In this study, there was an increase in phenolic content from 125.7 ± 0.74 μg GAE/mL to 446.74 ± 1.26 μg GAE/mL after submerged fermentation, which is in agreement with a study that reported microbial fermentation serving as a powerful method for extracting phenolic compounds (Table 2) [40]. BSG had been found to contain phenolic compounds that are bounded to the cell wall [41, 42]. Cell wall degrading enzymes would be required to extract the components [40]. Hence, it is postulated that B. subtilis WX-17 was able to produce enzymes such as cellulases to degrade the cell wall and extract the phenolic compounds through submerged fermentation [43].

Conclusion

This work demonstrates that submerged fermentation with BSG as the sole substrate was feasible to grow B. subtilis WX-17 on BSG. Growth of B. subtilis WX-17, in the beverage had a final cell count of 9.86 log CFU/mL after a period of 6 weeks when stored at 4 °C. It produced a nutritious beverage, tested to contain an increased amount of amino acids, total phenolic content and antioxidant activity. The combination of higher nutritional content together with presence of viable B. subtilis in the liquid would justify the potential of using the liquid as a novel nutritional beverage for human health. Further investigations on consumer acceptance, flavour of the beverage or different nutritional component analysis can be executed.

Declarations

Author contribution statement

Yong X. Tan, Wai K. Mok: Performed the experiments; Analyzed and interpreted the data; Wrote the paper.

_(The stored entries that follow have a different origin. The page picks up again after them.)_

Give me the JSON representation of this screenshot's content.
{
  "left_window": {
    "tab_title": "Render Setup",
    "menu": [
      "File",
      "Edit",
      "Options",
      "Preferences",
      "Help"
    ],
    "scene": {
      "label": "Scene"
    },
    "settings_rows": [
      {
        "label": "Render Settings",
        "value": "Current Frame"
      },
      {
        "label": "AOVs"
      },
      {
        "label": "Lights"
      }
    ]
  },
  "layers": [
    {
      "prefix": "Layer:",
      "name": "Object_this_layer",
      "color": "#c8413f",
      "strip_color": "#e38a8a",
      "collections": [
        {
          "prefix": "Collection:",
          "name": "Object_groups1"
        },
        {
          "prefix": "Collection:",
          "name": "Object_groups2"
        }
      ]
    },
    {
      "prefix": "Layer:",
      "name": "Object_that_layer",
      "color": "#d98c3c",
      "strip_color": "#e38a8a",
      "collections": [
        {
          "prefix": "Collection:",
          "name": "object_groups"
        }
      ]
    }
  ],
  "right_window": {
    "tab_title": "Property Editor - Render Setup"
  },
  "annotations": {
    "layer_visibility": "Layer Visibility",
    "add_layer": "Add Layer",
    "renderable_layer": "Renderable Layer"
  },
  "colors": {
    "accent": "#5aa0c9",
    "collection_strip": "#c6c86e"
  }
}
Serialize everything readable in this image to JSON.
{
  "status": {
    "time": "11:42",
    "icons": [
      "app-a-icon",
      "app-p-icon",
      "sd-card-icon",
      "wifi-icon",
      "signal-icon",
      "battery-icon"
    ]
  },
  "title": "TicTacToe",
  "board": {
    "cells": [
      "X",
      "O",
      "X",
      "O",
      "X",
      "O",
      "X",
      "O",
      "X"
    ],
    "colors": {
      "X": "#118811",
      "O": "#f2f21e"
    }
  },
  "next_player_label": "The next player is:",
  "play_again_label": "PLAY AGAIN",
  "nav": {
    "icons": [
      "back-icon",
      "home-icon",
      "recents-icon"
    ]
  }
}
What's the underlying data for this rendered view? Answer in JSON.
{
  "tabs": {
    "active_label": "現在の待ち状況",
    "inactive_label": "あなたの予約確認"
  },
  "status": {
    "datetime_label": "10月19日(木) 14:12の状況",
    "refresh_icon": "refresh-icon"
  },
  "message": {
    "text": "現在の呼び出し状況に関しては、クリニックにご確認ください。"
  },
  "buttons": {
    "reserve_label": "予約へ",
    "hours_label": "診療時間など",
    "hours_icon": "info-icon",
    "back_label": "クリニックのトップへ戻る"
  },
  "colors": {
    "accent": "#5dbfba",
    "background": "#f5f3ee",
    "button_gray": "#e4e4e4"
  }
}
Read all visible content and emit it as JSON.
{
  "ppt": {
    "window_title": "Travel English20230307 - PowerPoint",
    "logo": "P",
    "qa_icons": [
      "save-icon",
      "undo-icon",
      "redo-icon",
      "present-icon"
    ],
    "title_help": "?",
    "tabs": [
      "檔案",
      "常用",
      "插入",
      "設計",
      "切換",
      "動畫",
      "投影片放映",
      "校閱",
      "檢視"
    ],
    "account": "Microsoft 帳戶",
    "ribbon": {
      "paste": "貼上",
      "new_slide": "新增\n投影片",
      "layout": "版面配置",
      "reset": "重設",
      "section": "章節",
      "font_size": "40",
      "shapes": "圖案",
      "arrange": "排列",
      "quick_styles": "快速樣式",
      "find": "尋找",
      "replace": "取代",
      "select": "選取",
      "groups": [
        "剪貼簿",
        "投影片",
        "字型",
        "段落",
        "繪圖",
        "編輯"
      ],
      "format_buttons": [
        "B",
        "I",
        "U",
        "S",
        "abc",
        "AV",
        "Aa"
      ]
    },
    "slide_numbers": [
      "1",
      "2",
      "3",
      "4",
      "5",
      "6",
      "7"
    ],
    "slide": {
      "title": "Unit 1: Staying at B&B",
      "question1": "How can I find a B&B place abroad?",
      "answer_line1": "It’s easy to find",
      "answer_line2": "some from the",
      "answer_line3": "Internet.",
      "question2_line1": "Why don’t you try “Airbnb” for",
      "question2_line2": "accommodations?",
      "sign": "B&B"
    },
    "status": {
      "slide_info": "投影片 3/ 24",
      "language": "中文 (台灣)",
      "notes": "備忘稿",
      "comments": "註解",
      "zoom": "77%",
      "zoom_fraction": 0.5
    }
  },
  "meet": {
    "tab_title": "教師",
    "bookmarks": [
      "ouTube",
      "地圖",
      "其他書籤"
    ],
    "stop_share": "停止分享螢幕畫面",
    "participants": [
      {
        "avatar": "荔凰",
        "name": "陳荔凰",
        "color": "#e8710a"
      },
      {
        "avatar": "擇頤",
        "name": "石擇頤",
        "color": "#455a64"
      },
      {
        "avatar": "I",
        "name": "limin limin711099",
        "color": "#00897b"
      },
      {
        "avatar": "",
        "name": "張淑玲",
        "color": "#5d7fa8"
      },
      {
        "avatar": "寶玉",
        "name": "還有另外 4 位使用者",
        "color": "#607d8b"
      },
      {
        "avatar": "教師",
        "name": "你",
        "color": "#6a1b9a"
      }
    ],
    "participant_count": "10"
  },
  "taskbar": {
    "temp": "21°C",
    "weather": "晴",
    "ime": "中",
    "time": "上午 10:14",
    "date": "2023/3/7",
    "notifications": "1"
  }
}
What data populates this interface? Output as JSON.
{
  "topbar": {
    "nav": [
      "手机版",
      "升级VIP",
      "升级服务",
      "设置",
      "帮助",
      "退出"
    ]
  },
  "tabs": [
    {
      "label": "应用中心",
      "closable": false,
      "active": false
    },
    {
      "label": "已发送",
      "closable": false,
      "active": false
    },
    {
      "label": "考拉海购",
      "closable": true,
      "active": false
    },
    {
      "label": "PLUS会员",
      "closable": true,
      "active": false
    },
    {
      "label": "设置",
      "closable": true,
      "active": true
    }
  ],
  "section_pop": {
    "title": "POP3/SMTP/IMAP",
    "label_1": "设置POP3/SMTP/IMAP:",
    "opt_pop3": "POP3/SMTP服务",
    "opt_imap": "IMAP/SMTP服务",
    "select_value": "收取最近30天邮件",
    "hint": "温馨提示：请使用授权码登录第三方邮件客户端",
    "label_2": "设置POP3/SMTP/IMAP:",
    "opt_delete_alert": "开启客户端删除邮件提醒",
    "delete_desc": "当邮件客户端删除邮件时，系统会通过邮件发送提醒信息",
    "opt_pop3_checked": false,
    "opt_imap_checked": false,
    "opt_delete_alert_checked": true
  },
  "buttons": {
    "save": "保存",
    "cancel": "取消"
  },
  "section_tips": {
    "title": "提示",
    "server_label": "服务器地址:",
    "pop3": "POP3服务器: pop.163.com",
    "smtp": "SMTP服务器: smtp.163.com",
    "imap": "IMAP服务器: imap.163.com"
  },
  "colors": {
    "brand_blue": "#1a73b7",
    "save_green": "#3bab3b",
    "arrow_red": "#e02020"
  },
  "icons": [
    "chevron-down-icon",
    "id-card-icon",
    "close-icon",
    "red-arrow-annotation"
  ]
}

Wei N. Chen: Conceived and designed the experiments; Contributed reagents, materials, analysis tools or data; Wrote the paper.

Funding statement

This work was supported by the and Zhong Feng International (M4062121.120.703012).

Competing interest statement

The authors declare no conflict of interest.

Additional information

No additional information is available for this paper.